Chris Pugliese got here today, and through all the insanity of installing we managed to have a moment to sit down and ask him some questions about his works in “Fur & Feathers”.
Hope you enjoy!
1. Your use of “nonconventional models” as subjects of aesthetically classical oil paintings draw attention to the ways in which style and subject matter interact to relay a specific message to the viewer. How has this combination of nonconventional and conventional elements developed in relation to one another to celebrate or critique what you call “nonconformity in contemporary America?”
I am interested in making paintings of people in our time. I look for individuals who through their appearance are not afraid to be noticed. This is what I define as nonconformist; someone who behaves and dresses differently. You risk judgment and critique. I see my painting style as not being the standard style of our age. It is a personal style for fulfillment that I pursue for my own joy rather than conforming to the standard aesthetics of paintings.
2. What inspires the subject matter you choose to portray in your paintings? In choosing models with atypical dress and character, how do you comment upon a desirable visibility in both society and in the art world?
The people I painted I met at the Burning Man festival last year. I was very inspired by their personal style and their passion for life.
3. You aim to emphasize subjects that appear rich in character; how does your classical aesthetic allow the character of your subjects to better emanate from your work?
My painting techniques allow me to go beyond simply depicting costume but attempt to emotionally portray the individual. I hope that each of the paintings transcends the outlandish costume and can be seen as a real portrait of character. The costume being the first thing to catch the eye, and draw you in.
4. In each portrait you state that you aim to express a sense of “perseverance, love, and staying true to oneself.” To depict this mantra, you portray unconventional subject matter in your work while simultaneously exposing their non-conformity to mainstream society. How do you feel this duplicity is perceived?
The friends that became the inspiration for this work inspired me because they were willing to dress in the manner that could draw attention and therefore critique a judgment of themselves. To do so, is to risk rejection with the desire to stay true to ones self. This attitude is one I can relate to as an artist whose style is not the mainstream modernist aesthetic. It takes perseverance to hold to ones ideals.
5. Your portraits seem to really connect with the viewer in relaying a sense of intimacy and privacy in which the subject appears to invite you into their own very unique and personal space. How do you create and channel this sense of intimacy in your portrayal of these subjects?
I hope my paintings do this. It is hard to say how exactly I achieve it, but my goal is to convey an emotional state. Although my technique may seem to be about verisimilitude the real aim for me of accuracy is to convey character and feeling.

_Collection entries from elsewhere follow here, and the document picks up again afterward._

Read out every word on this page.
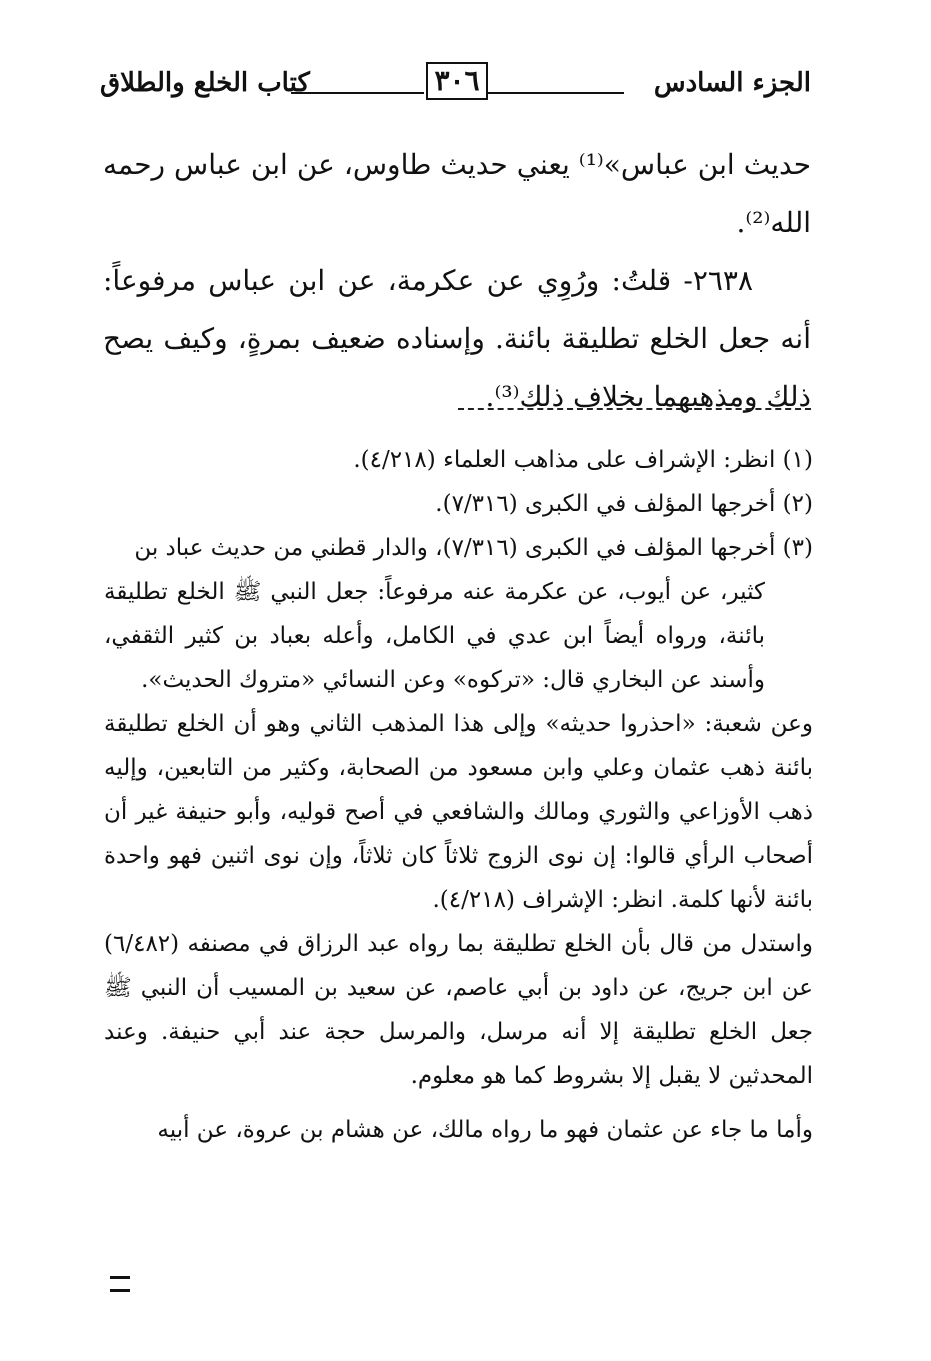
الجزء السادس
٣٠٦
كتاب الخلع والطلاق

حديث ابن عباس»⁽¹⁾ يعني حديث طاوس، عن ابن عباس رحمه الله⁽²⁾.

٢٦٣٨- قلتُ: ورُوِي عن عكرمة، عن ابن عباس مرفوعاً: أنه جعل الخلع تطليقة بائنة. وإسناده ضعيف بمرةٍ، وكيف يصح ذلك ومذهبهما بخلاف ذلك⁽³⁾.

(١) انظر: الإشراف على مذاهب العلماء (٤/٢١٨).

(٢) أخرجها المؤلف في الكبرى (٧/٣١٦).

(٣) أخرجها المؤلف في الكبرى (٧/٣١٦)، والدار قطني من حديث عباد بن

كثير، عن أيوب، عن عكرمة عنه مرفوعاً: جعل النبي ﷺ الخلع تطليقة بائنة، ورواه أيضاً ابن عدي في الكامل، وأعله بعباد بن كثير الثقفي، وأسند عن البخاري قال: «تركوه» وعن النسائي «متروك الحديث».

وعن شعبة: «احذروا حديثه» وإلى هذا المذهب الثاني وهو أن الخلع تطليقة بائنة ذهب عثمان وعلي وابن مسعود من الصحابة، وكثير من التابعين، وإليه ذهب الأوزاعي والثوري ومالك والشافعي في أصح قوليه، وأبو حنيفة غير أن أصحاب الرأي قالوا: إن نوى الزوج ثلاثاً كان ثلاثاً، وإن نوى اثنين فهو واحدة بائنة لأنها كلمة. انظر: الإشراف (٤/٢١٨).

واستدل من قال بأن الخلع تطليقة بما رواه عبد الرزاق في مصنفه (٦/٤٨٢) عن ابن جريج، عن داود بن أبي عاصم، عن سعيد بن المسيب أن النبي ﷺ جعل الخلع تطليقة إلا أنه مرسل، والمرسل حجة عند أبي حنيفة. وعند المحدثين لا يقبل إلا بشروط كما هو معلوم.

وأما ما جاء عن عثمان فهو ما رواه مالك، عن هشام بن عروة، عن أبيه
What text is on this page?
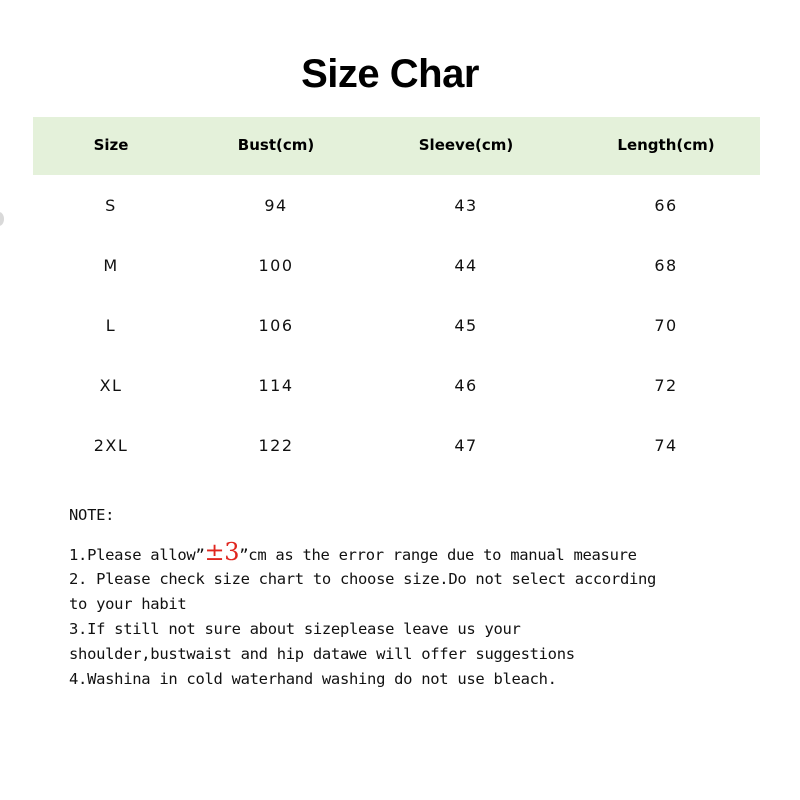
Size Char
Size	Bust(cm)	Sleeve(cm)	Length(cm)
S	94	43	66
M	100	44	68
L	106	45	70
XL	114	46	72
2XL	122	47	74
NOTE:
1.Please allow”±3”cm as the error range due to manual measure
2. Please check size chart to choose size.Do not select according
to your habit
3.If still not sure about sizeplease leave us your
shoulder,bustwaist and hip datawe will offer suggestions
4.Washina in cold waterhand washing do not use bleach.
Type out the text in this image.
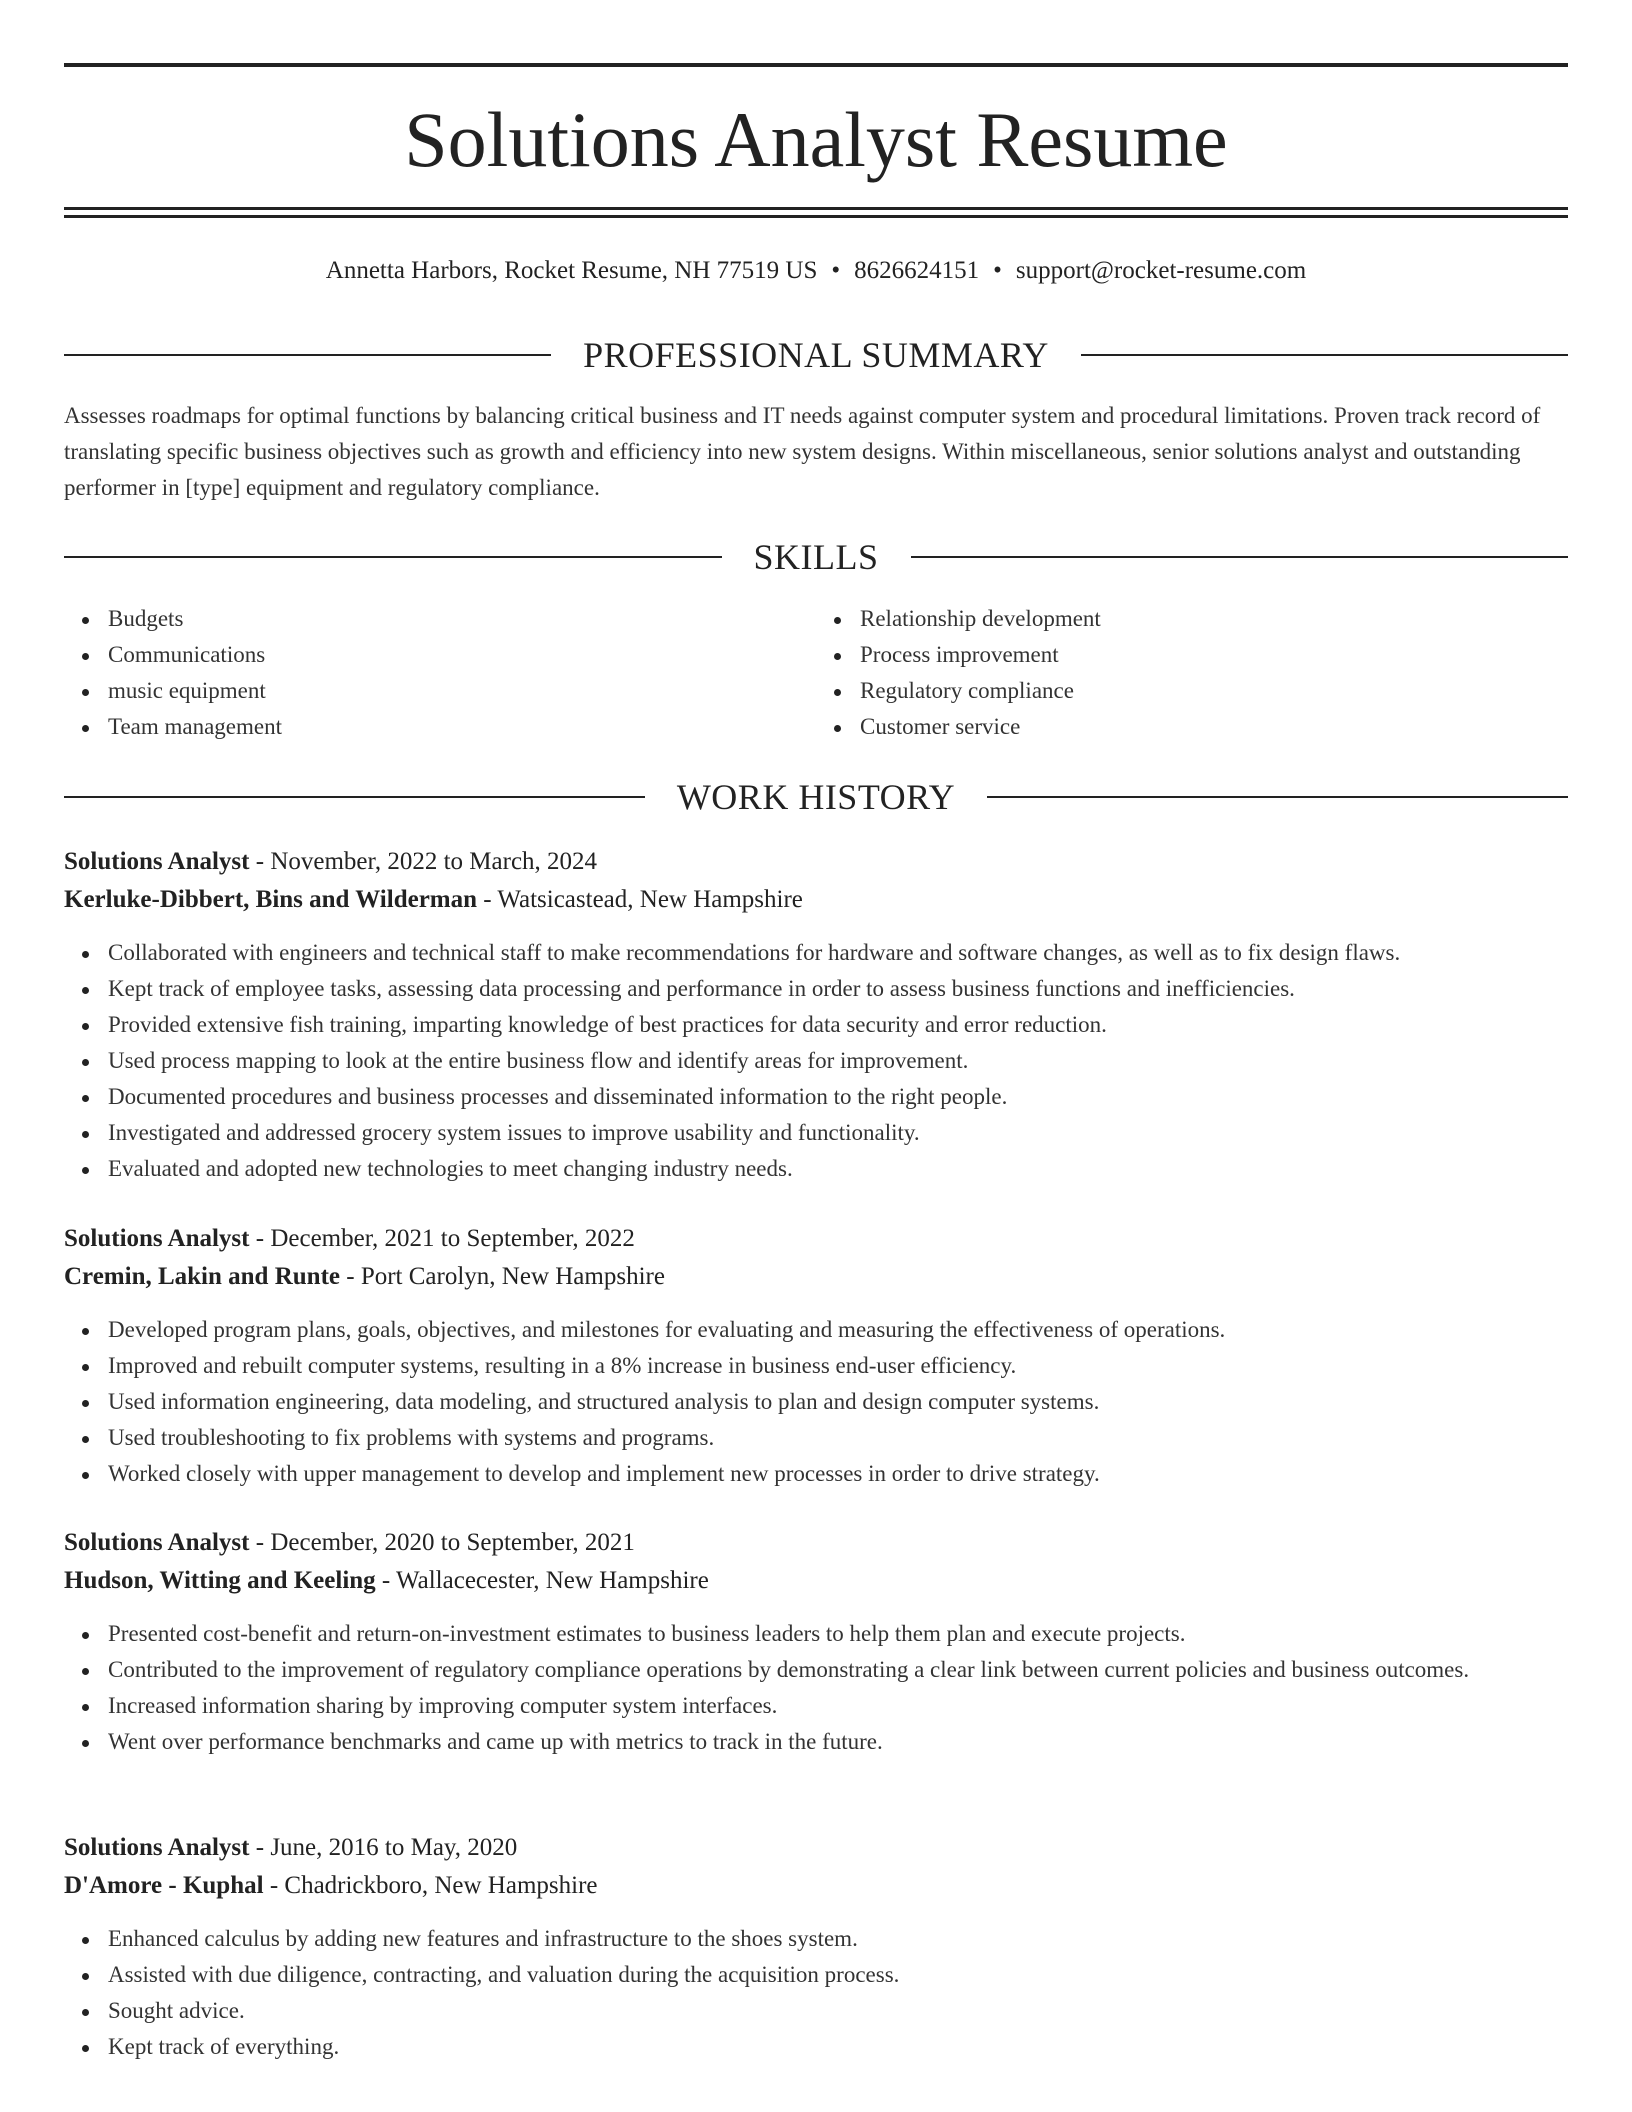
Solutions Analyst Resume
Annetta Harbors, Rocket Resume, NH 77519 US • 8626624151 • support@rocket-resume.com
PROFESSIONAL SUMMARY

Assesses roadmaps for optimal functions by balancing critical business and IT needs against computer system and procedural limitations. Proven track record of translating specific business objectives such as growth and efficiency into new system designs. Within miscellaneous, senior solutions analyst and outstanding performer in [type] equipment and regulatory compliance.

SKILLS
Budgets
Communications
music equipment
Team management
Relationship development
Process improvement
Regulatory compliance
Customer service
WORK HISTORY
Solutions Analyst - November, 2022 to March, 2024
Kerluke-Dibbert, Bins and Wilderman - Watsicastead, New Hampshire
Collaborated with engineers and technical staff to make recommendations for hardware and software changes, as well as to fix design flaws.
Kept track of employee tasks, assessing data processing and performance in order to assess business functions and inefficiencies.
Provided extensive fish training, imparting knowledge of best practices for data security and error reduction.
Used process mapping to look at the entire business flow and identify areas for improvement.
Documented procedures and business processes and disseminated information to the right people.
Investigated and addressed grocery system issues to improve usability and functionality.
Evaluated and adopted new technologies to meet changing industry needs.
Solutions Analyst - December, 2021 to September, 2022
Cremin, Lakin and Runte - Port Carolyn, New Hampshire
Developed program plans, goals, objectives, and milestones for evaluating and measuring the effectiveness of operations.
Improved and rebuilt computer systems, resulting in a 8% increase in business end-user efficiency.
Used information engineering, data modeling, and structured analysis to plan and design computer systems.
Used troubleshooting to fix problems with systems and programs.
Worked closely with upper management to develop and implement new processes in order to drive strategy.
Solutions Analyst - December, 2020 to September, 2021
Hudson, Witting and Keeling - Wallacecester, New Hampshire
Presented cost-benefit and return-on-investment estimates to business leaders to help them plan and execute projects.
Contributed to the improvement of regulatory compliance operations by demonstrating a clear link between current policies and business outcomes.
Increased information sharing by improving computer system interfaces.
Went over performance benchmarks and came up with metrics to track in the future.
Solutions Analyst - June, 2016 to May, 2020
D'Amore - Kuphal - Chadrickboro, New Hampshire
Enhanced calculus by adding new features and infrastructure to the shoes system.
Assisted with due diligence, contracting, and valuation during the acquisition process.
Sought advice.
Kept track of everything.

6. The title of the collection “Fur and Feathers,” evokes an immediate sense of otherness, naturism, and primitivism that is often subverted within elite art circles. How do you deal with this interaction and com-modification in a way that gives agency to the subjects portrayed?
“Fur and Feathers” alludes to the aesthetic of Burning Man that is tribal, primitive, and also a bit heroic. Meaning the antithesis of minimalism. Part of what inspired me about the Burning Man was people’s willingness to express an aesthetic through a sense of tribalism or steam punk that went against the standard, modernist, stream line, and what I see as conformist in currentcontemporary art world. I see a lot of conformism when I look at the Chelsea art scene. For me art is suppose to be about creativity and risk taking, so its ironic to see so much conformism in a world that is suppose to be about creativity, but which often critiques a more baroque aesthetic. I found the Burning Man aesthetic dared to break the current fashion trend for the sake of its own enjoyment.